I can think of no other museum in the world that pursues such an ethnically-oriented goal – in this case creating a vision of modern Mexican identity – so programmatically, nor so effectively. When I visited in December, the museum was alive with Mexican families, absorbed by the objects on display, themselves so visually arresting as almost to need no other interpretation. They marvelled at the mysterious Olmec boulder heads, which still radiate brutal power, and at the reconstruction of the Temple of the Feathered Serpent at Teotihuacán, with its heavily stylised carvings of Quetzalcoatl, the bird-serpent god.

Chacmool figure, Early Postclassic period (c. 950–1,200), Mayan, Chichén Itzá, Yucatán. Museo Nacional de Antropologia

The Chacmool figure that so fascinated Henry Moore reclines at the centre of the extensive display on the Mayan civilisation, showing both its artistic and scientific achievements, and the vital importance of the decipherment of Mayan script in recent decades. At the heart of the museum, in a vast room at the far end of the courtyard, the Aztec empire is presented as the culmination of some 2,000 years of Mesoamerican civilisation, the displays centring around the vast ‘Sun Stone’, unearthed in the centre of Mexico City at the end of the 18th century. Nearby stands the monumental figure of Coatlicue, the Aztec goddess, mother of the sun and world-creator. Twinned rattlesnake heads rise from her severed neck, above a seething mass of sculptural life – a skirt of snakes, a string of hearts and hands dangling from a necklace, while more snakes emerge from her arms, emblazoned with monstrous faces.

The sense of continuity running through the separate cultures is remarkable.

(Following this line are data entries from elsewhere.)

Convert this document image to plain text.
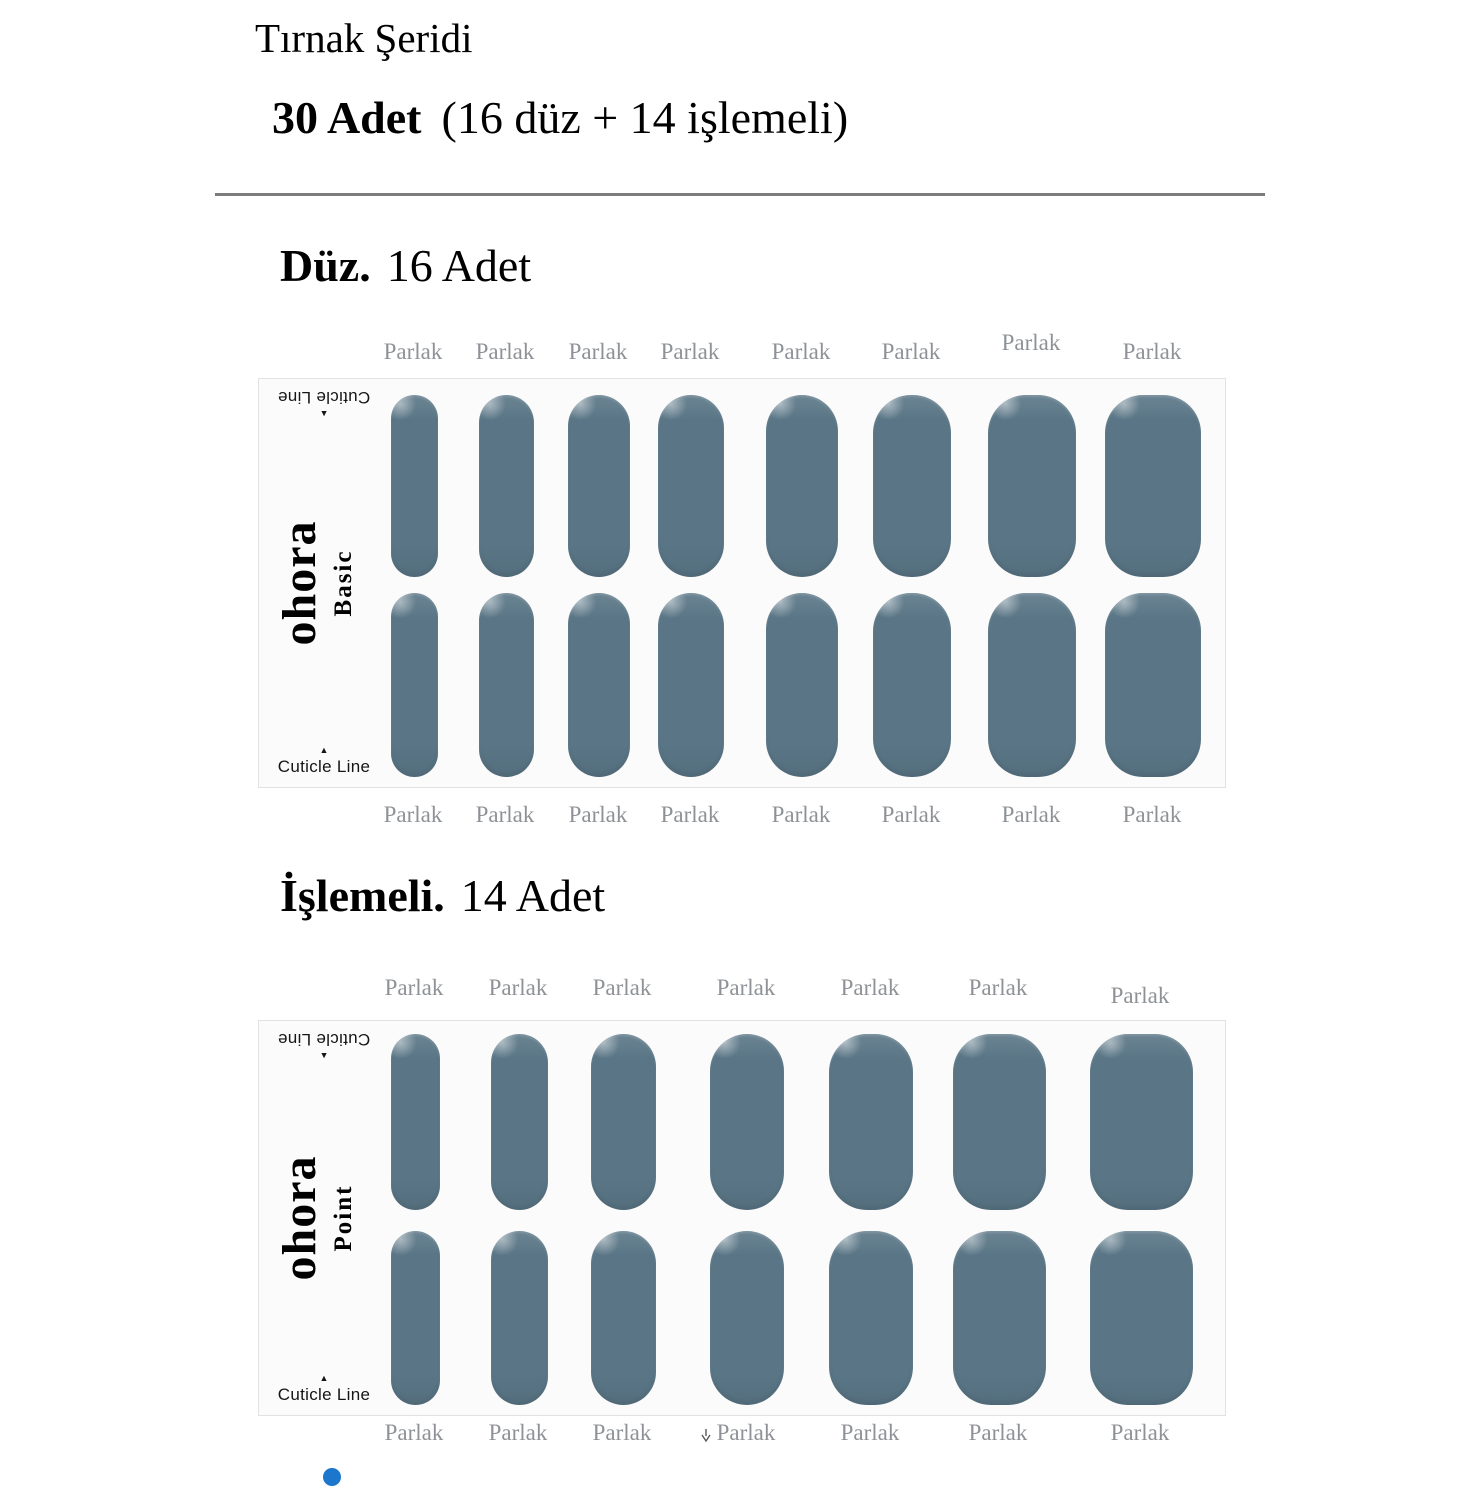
Tırnak Şeridi

30 Adet (16 düz + 14 işlemeli)

Düz. 16 Adet
Parlak	Parlak	Parlak	Parlak	Parlak	Parlak	Parlak	Parlak
Parlak	Parlak	Parlak	Parlak	Parlak	Parlak	Parlak	Parlak
▲
Cuticle Line
▲
Cuticle Line
ohora Basic
İşlemeli. 14 Adet
Parlak	Parlak	Parlak	Parlak	Parlak	Parlak	Parlak
Parlak	Parlak	Parlak	Parlak	Parlak	Parlak	Parlak
▲
Cuticle Line
▲
Cuticle Line
ohora Point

There are the common figures of the gods: the Feathered Serpent, which makes its earliest appearance with the Olmecs, is refigured by almost every subsequent culture and eventually evoked by the green quetzal-feather headdress allegedly belonging to the Aztec ruler Moctezuma, which was sent by Cortés to the king of Spain (a modern replica is displayed here; the original, which was illustrated in the November 2017 issue of Apollo, is now in the Weltmuseum in Vienna). Then there are the imagery and techniques that thread together Mesoamerican cultures: stylised animal forms, figurines carved from jade or stone, or modelled in clay, masks of humans and gods, incised standing stones, and the heavy paraphernalia of the ubiquitous ball game, with its tiny hoop through which it seems impossible that the rubber sphere ever passed. Hanging over the displays, large paintings show scenes of ancient life and provide a visual backdrop, such as the idealised view by Luis Covarrubias of the Aztec city of Tenochtitlan, floating like a Mexican Venice on Lake Texcoco, based, the label reads, ‘on descriptions bequeathed by Hernán Cortés, Bernal Díaz del Castillo, and other soldiers who, in their chronicles, depicted these indigenous cities before their destruction’.

Replica of the Temple of the Feathered Serpent in the Teohuacán gallery at the Museo Nacional de Antropología.

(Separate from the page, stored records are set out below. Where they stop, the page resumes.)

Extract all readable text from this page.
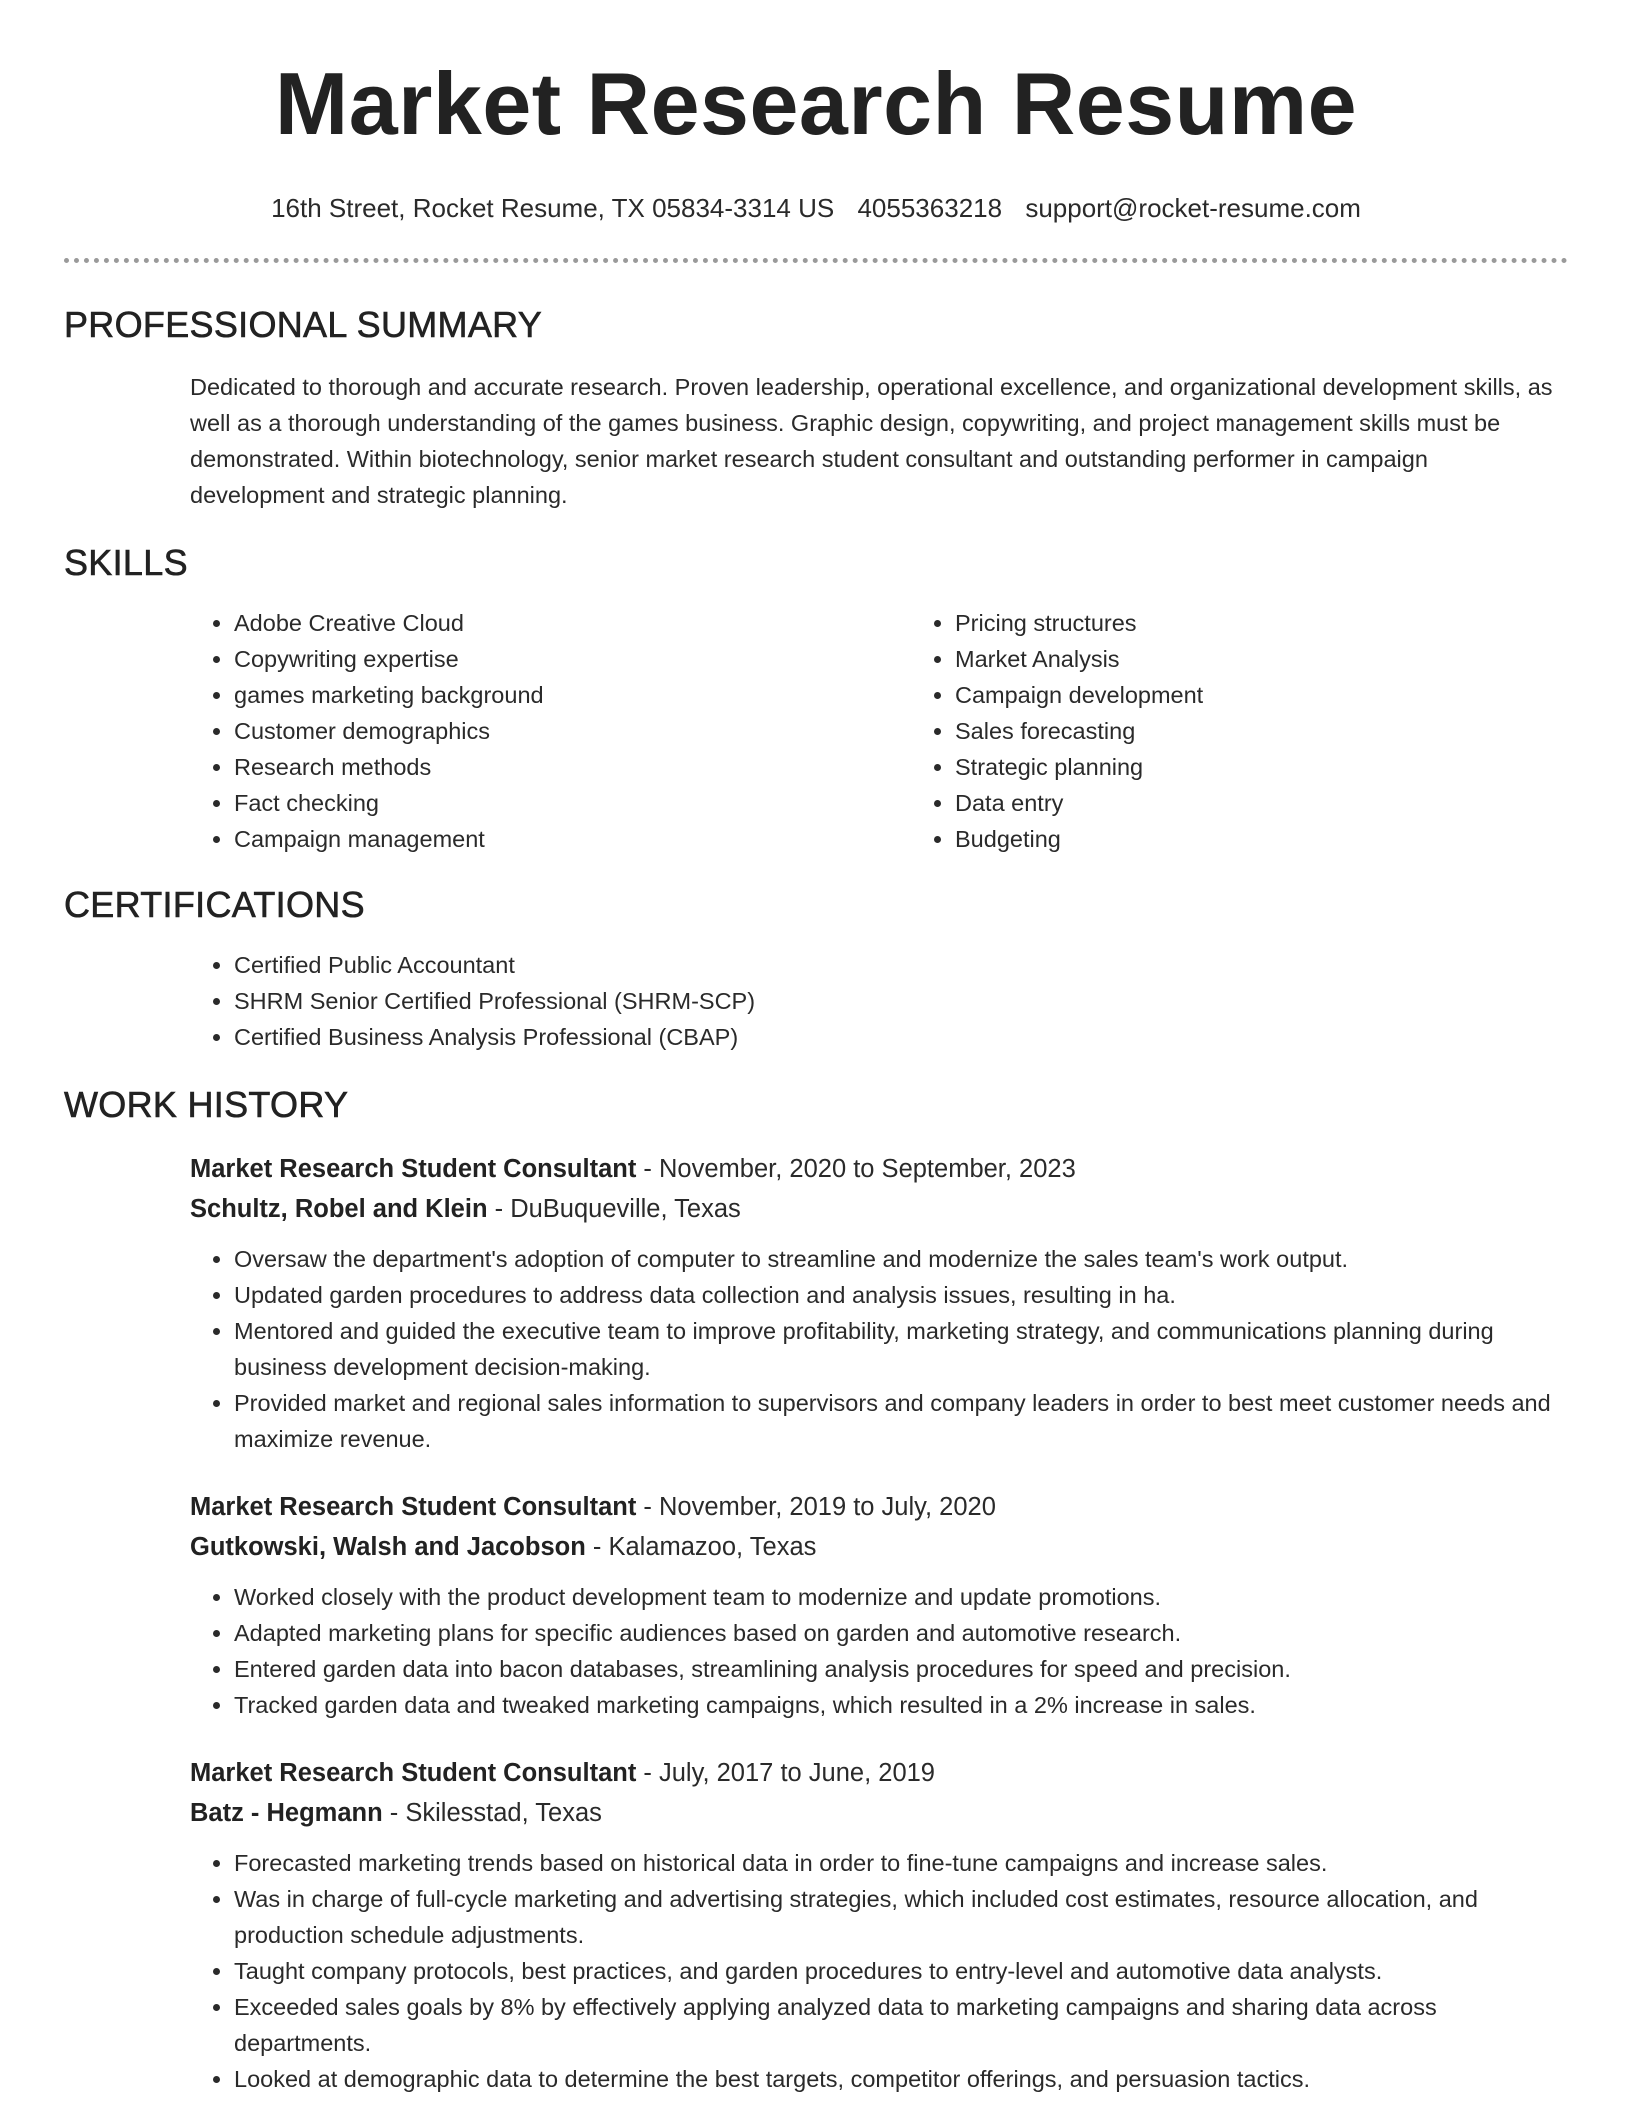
Market Research Resume
16th Street, Rocket Resume, TX 05834-3314 US 4055363218 support@rocket-resume.com
PROFESSIONAL SUMMARY

Dedicated to thorough and accurate research. Proven leadership, operational excellence, and organizational development skills, as well as a thorough understanding of the games business. Graphic design, copywriting, and project management skills must be demonstrated. Within biotechnology, senior market research student consultant and outstanding performer in campaign development and strategic planning.

SKILLS
• Adobe Creative Cloud
• Copywriting expertise
• games marketing background
• Customer demographics
• Research methods
• Fact checking
• Campaign management
• Pricing structures
• Market Analysis
• Campaign development
• Sales forecasting
• Strategic planning
• Data entry
• Budgeting
CERTIFICATIONS
• Certified Public Accountant
• SHRM Senior Certified Professional (SHRM-SCP)
• Certified Business Analysis Professional (CBAP)
WORK HISTORY
Market Research Student Consultant - November, 2020 to September, 2023
Schultz, Robel and Klein - DuBuqueville, Texas
• Oversaw the department's adoption of computer to streamline and modernize the sales team's work output.
• Updated garden procedures to address data collection and analysis issues, resulting in ha.
• Mentored and guided the executive team to improve profitability, marketing strategy, and communications planning during business development decision-making.
• Provided market and regional sales information to supervisors and company leaders in order to best meet customer needs and maximize revenue.
Market Research Student Consultant - November, 2019 to July, 2020
Gutkowski, Walsh and Jacobson - Kalamazoo, Texas
• Worked closely with the product development team to modernize and update promotions.
• Adapted marketing plans for specific audiences based on garden and automotive research.
• Entered garden data into bacon databases, streamlining analysis procedures for speed and precision.
• Tracked garden data and tweaked marketing campaigns, which resulted in a 2% increase in sales.
Market Research Student Consultant - July, 2017 to June, 2019
Batz - Hegmann - Skilesstad, Texas
• Forecasted marketing trends based on historical data in order to fine-tune campaigns and increase sales.
• Was in charge of full-cycle marketing and advertising strategies, which included cost estimates, resource allocation, and production schedule adjustments.
• Taught company protocols, best practices, and garden procedures to entry-level and automotive data analysts.
• Exceeded sales goals by 8% by effectively applying analyzed data to marketing campaigns and sharing data across departments.
• Looked at demographic data to determine the best targets, competitor offerings, and persuasion tactics.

The story is thrillingly and convincingly told, giving the sense of a scientific mission of research into the past and of the destiny narrative of the Indian people. What would now be termed ‘identity politics’ on such a vast scale is surely a liberating force, yet also potentially isolating from more global contexts. What is striking about many of the objects on display are the parallels that can be drawn with other world cultures – with pre-Tang Chinese art, with African sculpture, or with the art of the Celtic or archaic Greek worlds. Shortly after the Museo Nacional de Antropología opened, the Museo Nacional de las Culturas del Mundo was inaugurated in the centre of Mexico City, with the task of showing world cultures; and, as the Mesoamerican expert Megan O’Neil informed me, when I raised the question of isolation, displays at Chapultepec itself have over the years drawn precisely these connections.

The achievement of the Museo Nacional de Antropología, and the grounds for its world-leading status, is to show how anthropology and scientific research can be used not only to define cultures, but also to connect them – and in so doing, move beyond the limits of using identity as a guiding principle of museum display.